Jay Alammar wanted to see what he could achieve by pumping in some retro game graphics from the MSX game Nemesis 2 (Gradius) into Stable Diffusion, Dall-E, and Midjourney art generators. He presents a lot of interesting experiments and conclusions. He used various features like in-painting, out-painting, Dream Studio and all kinds of other ideas to see what he could come up with.
I think this opens up a whole new idea. What if you replaced the entire game graphics elements with updated AI graphics? The results would essentially just become a themed re-skinning with no gameplay (or even level changes), but this definitely brings up the idea of starting your re-theming for new levels (fire levels, ice levels, space levels, etc) by auto-generating the graphics.
Then it brings up the non-art idea of re-theming the gameplay itself – possibly using AI generated movement or gameplay rules. Friction, gravity, jump height, etc – could all be given different models (Mario style physics, Super Meat Boy physics, slidy ice-level physics) and then let the AI come up with the gravity, bounce, jump parameters.
Photographer and filmmaker Nicholas Kouros spent “hundreds of hours” over 4 years creating a stop-motion meme-themed music video using paper prints and cutouts for a song called Ruined by the metal band Blame Kandinsky. He then created a new version using AI – in 4 days.
The work on the original physical shoot was intense:
“Cutting out all individual pieces was a serious task. Some of the setups were so labor-intensive, I had friends over for days to help out,” says Kouros.
“Every piece was then assembled using various methods, such as connecting through rivets and hinges. We shot everything at 12fps using Dragonframe on a DIY rostrum setup with a mirrorless Sony a7S II and a Zeiss ZE f/2 50mm Macro-Planar lens.”
In a move that likely avoided copyright issues, he used freely usable images. “Most of Ruined was made using public domain paintings and art found on museum websites like Rijks or the Met”
After everything had been shot, the RAW image sequences were imported to After Effects and later graded in DaVinci Resolve.
Using AI instead
Kouros then created a second music video but this time he used AI. The video took a fraction of the time to make. “In direct contrast with my previous work for the same band, Vague by Blame Kandinsky, it took a little over four days of experimenting, used a single line of AI text prompting, and 20 hours of rendering,”

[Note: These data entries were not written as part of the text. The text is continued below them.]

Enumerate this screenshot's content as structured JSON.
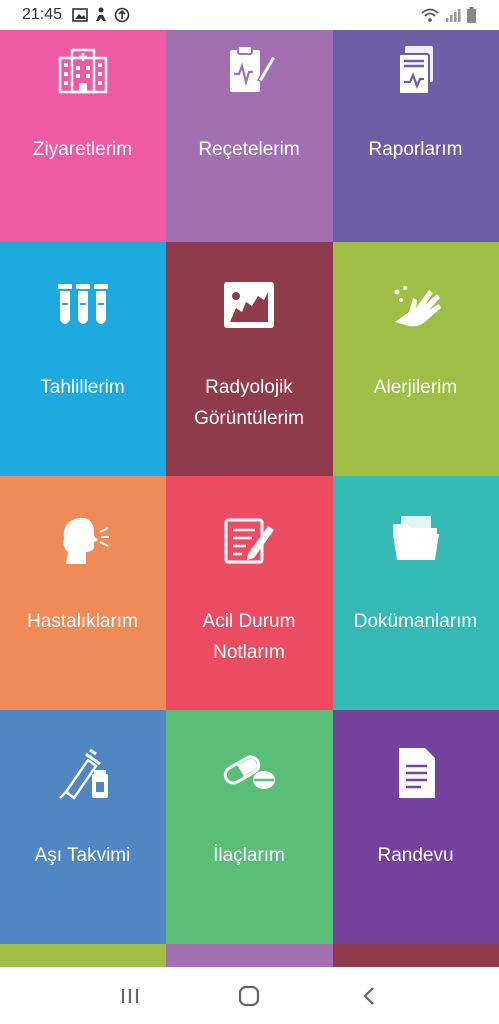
{
  "status_bar": {
    "time": "21:45",
    "icons_left": [
      "image-icon",
      "accessibility-icon",
      "data-saver-icon"
    ],
    "icons_right": [
      "wifi-icon",
      "signal-icon",
      "battery-icon"
    ]
  },
  "tiles": [
    {
      "label": "Ziyaretlerim",
      "color": "#F05AA4",
      "icon": "hospital-icon"
    },
    {
      "label": "Reçetelerim",
      "color": "#A36FB3",
      "icon": "prescription-clipboard-icon"
    },
    {
      "label": "Raporlarım",
      "color": "#6C5FA6",
      "icon": "report-icon"
    },
    {
      "label": "Tahlillerim",
      "color": "#1CAAE0",
      "icon": "test-tubes-icon"
    },
    {
      "label": "Radyolojik\nGörüntülerim",
      "color": "#8F3B4C",
      "icon": "xray-icon"
    },
    {
      "label": "Alerjilerim",
      "color": "#9FBE45",
      "icon": "allergy-hand-icon"
    },
    {
      "label": "Hastalıklarım",
      "color": "#F08A57",
      "icon": "cough-icon"
    },
    {
      "label": "Acil Durum\nNotlarım",
      "color": "#EC4C62",
      "icon": "notes-pencil-icon"
    },
    {
      "label": "Dokümanlarım",
      "color": "#34B9B5",
      "icon": "folder-icon"
    },
    {
      "label": "Aşı Takvimi",
      "color": "#4F86C4",
      "icon": "vaccine-icon"
    },
    {
      "label": "İlaçlarım",
      "color": "#5BBE78",
      "icon": "pills-icon"
    },
    {
      "label": "Randevu",
      "color": "#74419C",
      "icon": "document-icon"
    }
  ],
  "next_row_colors": [
    "#9FBE45",
    "#A36FB3",
    "#8F3B4C"
  ],
  "nav": {
    "recents": "recent-apps-icon",
    "home": "home-icon",
    "back": "back-icon"
  }
}
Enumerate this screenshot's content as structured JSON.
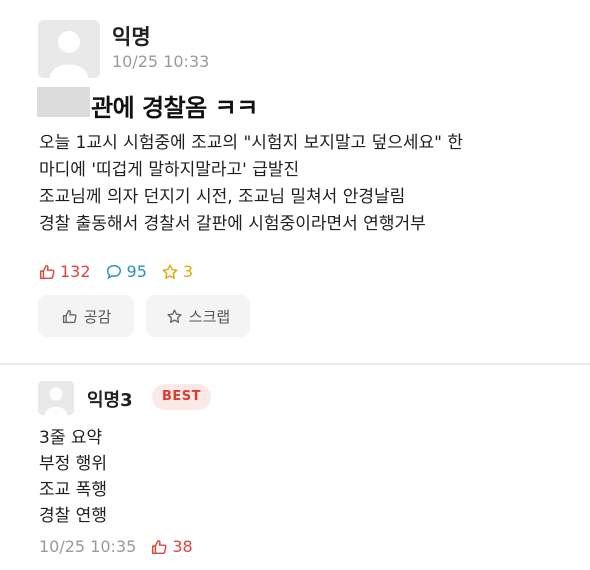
{
  "post": {
    "author": "익명",
    "time": "10/25 10:33",
    "title": "관에 경찰옴 ㅋㅋ",
    "body_lines": [
      "오늘 1교시 시험중에 조교의 \"시험지 보지말고 덮으세요\" 한",
      "마디에 '띠겁게 말하지말라고' 급발진",
      "조교님께 의자 던지기 시전, 조교님 밀쳐서 안경날림",
      "경찰 출동해서 경찰서 갈판에 시험중이라면서 연행거부"
    ],
    "stats": {
      "likes": "132",
      "comments": "95",
      "scraps": "3"
    },
    "buttons": {
      "like": "공감",
      "scrap": "스크랩"
    }
  },
  "comment": {
    "author": "익명3",
    "badge": "BEST",
    "body_lines": [
      "3줄 요약",
      "부정 행위",
      "조교 폭행",
      "경찰 연행"
    ],
    "time": "10/25 10:35",
    "likes": "38"
  },
  "icons": {
    "like": "thumbs-up-icon",
    "comment": "speech-bubble-icon",
    "scrap": "star-icon",
    "avatar": "default-avatar-icon"
  },
  "colors": {
    "like": "#e0443b",
    "comment": "#2a8fcb",
    "scrap": "#e3a80c",
    "badge_bg": "#fbe9e8"
  }
}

“The text prompt line used was: ‘Occult Ritual, Rosemary’s Baby Scream, Flemish renaissance, painting by Robert Crumb, Death.’”

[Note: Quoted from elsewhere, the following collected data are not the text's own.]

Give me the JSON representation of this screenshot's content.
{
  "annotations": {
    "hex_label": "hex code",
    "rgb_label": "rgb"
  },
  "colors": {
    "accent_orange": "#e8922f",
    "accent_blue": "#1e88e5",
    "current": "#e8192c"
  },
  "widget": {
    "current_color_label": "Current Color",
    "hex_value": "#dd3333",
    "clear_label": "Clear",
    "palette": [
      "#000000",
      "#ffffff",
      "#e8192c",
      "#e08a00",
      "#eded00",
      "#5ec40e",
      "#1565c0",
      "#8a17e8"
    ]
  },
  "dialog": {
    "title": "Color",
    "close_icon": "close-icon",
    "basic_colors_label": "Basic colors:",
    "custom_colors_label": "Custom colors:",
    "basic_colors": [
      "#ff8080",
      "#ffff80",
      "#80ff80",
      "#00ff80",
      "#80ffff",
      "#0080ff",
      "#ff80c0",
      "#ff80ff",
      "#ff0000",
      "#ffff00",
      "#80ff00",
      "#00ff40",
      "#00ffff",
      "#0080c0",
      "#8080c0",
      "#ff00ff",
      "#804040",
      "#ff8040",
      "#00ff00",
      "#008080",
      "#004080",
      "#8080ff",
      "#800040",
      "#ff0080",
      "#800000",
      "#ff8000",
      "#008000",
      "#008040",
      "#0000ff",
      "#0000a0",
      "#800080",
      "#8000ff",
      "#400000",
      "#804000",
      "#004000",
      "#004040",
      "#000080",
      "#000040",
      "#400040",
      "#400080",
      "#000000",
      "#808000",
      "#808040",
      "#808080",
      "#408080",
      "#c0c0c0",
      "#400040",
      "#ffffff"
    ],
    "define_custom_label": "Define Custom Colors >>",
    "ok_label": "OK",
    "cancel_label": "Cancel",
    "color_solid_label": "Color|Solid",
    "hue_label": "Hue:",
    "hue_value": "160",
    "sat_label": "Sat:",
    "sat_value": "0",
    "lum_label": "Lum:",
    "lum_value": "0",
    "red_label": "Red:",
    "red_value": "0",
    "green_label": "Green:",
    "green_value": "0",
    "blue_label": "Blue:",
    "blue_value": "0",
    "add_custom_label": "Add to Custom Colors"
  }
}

Kouros describes his experience with AI as “fun” and was impressed with the results that the image synthesizer gave him.
What was his final take?
“In my opinion, this specific style of animation won’t stand the test of time, but it will probably be a reminder of times before this AI thing really took off.
I embrace new tech as it comes along and I have already started making images with the aid of image generators. I’ve actually learned more about art history in this last year using AI, than in seven years of art schools.”